In its early stages, Pokémon Go had no restrictions to keep people from playing it when they were driving. This frequently made the game a distraction for drivers in Illinois and across the U.S., especially when they needed to visit Pokéstops to obtain in-game items. A recent study, shared online but still awaiting peer review, conducted by two professors at Purdue University shows just how much of an effect the game has had on car crash rates.
The authors studied the car crash reports made in the months preceding and following the July 2016 launch of Pokémon Go, concentrating on Tippecanoe County, Indiana. They then counted the number of accidents that took place at intersections within 100 meters of a Pokéstop. Across the county, 134 more accidents and two more deaths occurred at such intersections in those months following the launch than in the months preceding it. There was a 26.5 percent increase in accidents near Pokéstops with the majority of them attributed to a distracted driver.

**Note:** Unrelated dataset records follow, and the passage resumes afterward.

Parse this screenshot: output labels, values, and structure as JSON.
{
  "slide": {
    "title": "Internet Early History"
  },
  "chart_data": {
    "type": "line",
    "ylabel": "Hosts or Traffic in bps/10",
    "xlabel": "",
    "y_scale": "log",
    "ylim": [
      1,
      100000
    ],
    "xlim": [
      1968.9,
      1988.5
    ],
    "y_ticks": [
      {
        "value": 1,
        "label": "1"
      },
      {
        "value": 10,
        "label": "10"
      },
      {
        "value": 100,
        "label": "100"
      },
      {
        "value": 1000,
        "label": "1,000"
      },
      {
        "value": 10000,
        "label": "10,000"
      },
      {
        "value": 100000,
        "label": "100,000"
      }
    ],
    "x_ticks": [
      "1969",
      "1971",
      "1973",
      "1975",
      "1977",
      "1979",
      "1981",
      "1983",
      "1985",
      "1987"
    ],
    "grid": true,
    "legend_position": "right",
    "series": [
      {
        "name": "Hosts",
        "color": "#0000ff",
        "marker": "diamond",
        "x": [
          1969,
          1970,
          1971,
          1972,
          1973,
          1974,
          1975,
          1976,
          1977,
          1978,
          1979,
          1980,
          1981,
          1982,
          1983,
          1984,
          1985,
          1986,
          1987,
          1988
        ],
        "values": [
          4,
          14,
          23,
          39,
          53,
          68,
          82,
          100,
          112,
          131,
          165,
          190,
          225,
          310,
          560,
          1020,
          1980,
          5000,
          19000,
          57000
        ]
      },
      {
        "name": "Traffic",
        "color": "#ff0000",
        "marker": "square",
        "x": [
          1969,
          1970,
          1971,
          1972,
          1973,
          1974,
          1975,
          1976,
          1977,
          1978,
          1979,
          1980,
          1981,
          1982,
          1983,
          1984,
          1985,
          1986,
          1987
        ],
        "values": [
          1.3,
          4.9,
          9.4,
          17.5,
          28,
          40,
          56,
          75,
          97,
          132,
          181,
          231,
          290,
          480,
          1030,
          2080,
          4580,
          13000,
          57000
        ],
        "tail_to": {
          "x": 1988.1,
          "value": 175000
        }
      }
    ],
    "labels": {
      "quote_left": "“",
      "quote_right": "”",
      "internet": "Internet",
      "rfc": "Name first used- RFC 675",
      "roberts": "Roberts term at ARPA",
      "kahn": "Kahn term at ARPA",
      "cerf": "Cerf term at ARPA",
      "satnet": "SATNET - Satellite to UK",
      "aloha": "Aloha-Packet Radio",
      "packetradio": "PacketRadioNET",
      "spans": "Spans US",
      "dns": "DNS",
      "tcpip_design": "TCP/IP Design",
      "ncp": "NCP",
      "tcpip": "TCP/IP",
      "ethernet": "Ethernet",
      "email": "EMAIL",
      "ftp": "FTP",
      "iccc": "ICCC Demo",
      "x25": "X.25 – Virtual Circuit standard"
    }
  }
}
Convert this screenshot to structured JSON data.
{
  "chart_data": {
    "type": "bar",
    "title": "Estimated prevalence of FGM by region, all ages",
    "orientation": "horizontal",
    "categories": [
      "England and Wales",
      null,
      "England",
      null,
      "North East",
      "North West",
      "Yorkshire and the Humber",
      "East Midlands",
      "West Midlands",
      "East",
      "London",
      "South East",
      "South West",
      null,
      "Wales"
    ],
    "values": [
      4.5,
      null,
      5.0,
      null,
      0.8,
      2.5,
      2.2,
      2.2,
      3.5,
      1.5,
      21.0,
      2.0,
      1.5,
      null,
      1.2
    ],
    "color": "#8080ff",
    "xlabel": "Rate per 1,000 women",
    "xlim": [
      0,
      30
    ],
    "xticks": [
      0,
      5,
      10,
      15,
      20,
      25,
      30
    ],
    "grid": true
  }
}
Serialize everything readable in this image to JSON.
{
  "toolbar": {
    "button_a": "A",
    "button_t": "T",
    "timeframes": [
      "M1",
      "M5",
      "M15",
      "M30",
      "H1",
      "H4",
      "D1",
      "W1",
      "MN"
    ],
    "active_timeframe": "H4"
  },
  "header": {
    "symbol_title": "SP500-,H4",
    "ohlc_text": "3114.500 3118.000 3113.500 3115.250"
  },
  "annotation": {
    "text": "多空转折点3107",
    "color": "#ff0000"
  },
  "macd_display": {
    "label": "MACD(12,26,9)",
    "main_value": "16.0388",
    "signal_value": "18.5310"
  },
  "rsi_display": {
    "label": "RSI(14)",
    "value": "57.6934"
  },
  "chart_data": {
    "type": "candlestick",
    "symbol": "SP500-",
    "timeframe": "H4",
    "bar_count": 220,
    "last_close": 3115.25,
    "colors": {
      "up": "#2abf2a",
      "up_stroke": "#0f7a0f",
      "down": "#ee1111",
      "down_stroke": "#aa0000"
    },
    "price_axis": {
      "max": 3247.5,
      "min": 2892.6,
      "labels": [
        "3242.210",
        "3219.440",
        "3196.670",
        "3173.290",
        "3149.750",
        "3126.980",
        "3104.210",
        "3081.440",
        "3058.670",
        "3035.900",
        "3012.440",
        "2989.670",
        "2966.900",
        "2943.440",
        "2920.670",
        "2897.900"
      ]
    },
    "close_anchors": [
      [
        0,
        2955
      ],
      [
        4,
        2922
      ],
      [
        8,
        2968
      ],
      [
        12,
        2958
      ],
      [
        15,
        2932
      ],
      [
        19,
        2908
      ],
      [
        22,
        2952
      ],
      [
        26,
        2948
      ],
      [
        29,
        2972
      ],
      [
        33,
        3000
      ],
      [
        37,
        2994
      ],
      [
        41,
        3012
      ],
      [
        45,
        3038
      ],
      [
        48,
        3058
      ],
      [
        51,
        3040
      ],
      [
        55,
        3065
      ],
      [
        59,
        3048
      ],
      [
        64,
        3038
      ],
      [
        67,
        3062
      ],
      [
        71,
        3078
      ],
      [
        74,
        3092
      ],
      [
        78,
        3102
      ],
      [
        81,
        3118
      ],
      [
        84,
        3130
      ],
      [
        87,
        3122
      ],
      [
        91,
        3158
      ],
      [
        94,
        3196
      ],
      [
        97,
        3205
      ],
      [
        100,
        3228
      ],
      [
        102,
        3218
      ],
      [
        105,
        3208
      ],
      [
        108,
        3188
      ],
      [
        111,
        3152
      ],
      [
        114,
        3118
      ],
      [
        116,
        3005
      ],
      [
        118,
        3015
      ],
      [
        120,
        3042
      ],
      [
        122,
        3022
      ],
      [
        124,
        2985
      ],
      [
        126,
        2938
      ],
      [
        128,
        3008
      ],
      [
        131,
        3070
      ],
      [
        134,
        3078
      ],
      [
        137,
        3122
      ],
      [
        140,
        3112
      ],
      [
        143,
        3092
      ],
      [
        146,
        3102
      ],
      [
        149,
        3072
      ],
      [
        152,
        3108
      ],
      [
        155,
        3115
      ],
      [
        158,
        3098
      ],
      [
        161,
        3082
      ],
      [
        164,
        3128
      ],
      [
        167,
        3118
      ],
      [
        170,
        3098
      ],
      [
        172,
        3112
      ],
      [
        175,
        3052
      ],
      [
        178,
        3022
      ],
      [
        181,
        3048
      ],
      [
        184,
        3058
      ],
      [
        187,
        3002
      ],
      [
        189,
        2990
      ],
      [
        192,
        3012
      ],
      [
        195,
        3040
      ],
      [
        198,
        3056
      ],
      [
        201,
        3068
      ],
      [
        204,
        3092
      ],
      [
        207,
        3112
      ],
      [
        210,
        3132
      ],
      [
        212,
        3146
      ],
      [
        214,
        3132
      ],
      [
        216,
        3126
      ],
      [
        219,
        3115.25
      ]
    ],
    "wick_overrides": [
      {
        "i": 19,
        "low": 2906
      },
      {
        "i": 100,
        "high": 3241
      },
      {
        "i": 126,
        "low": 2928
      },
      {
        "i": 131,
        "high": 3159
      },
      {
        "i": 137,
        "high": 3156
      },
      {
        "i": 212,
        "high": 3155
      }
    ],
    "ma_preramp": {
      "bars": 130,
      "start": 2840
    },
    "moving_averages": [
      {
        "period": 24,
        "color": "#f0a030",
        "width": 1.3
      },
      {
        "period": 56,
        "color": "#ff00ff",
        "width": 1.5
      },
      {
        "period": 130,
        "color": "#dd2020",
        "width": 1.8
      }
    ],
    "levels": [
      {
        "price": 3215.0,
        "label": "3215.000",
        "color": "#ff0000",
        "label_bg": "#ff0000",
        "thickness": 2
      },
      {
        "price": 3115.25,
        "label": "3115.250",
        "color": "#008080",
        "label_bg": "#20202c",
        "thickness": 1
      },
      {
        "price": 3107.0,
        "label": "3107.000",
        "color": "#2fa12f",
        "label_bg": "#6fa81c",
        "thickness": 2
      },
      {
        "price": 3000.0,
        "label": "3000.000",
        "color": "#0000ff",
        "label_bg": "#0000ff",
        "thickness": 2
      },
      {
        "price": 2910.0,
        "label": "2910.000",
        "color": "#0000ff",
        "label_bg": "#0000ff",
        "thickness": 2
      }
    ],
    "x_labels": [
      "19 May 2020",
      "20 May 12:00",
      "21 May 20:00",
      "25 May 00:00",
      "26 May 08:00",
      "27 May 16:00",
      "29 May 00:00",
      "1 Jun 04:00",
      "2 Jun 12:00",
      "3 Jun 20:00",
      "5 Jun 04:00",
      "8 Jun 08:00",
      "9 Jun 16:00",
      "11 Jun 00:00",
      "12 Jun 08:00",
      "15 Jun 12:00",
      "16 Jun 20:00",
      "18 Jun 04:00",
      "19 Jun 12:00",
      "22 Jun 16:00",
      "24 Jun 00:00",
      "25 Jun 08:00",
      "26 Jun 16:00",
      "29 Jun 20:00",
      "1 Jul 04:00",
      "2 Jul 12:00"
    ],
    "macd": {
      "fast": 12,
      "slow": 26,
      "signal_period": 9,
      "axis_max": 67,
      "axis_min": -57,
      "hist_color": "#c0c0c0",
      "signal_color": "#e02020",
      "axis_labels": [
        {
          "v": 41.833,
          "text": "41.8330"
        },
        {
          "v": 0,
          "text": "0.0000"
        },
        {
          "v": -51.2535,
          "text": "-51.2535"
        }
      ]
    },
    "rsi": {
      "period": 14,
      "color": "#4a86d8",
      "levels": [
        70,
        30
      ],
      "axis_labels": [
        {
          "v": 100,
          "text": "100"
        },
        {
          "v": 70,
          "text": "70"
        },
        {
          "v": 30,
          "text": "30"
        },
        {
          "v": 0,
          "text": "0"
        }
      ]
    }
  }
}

Using the data from the study, it can be estimated that nationwide, there were 145,000 additional crashes, 29,000 injuries and 250 deaths that were caused by people playing Pokémon Go. The number would be larger if the study accounted for those accidents that took place farther away from a Pokéstop, where players were searching for wild Pokémon or unknown locations.
When distracted driving leads to an accident, although the victim can file an injury claim, he or she will most likely need legal assistance. A lawyer can determine if the victim contributed to the accident, estimate a reasonable settlement and hire investigators to bring together the proof of negligence and the necessary paperwork, like police reports and medical documents. That's when negotiations can begin with the other driver's insurance company. If the company is unwilling to pay, an attorney can advise his or her client about litigating.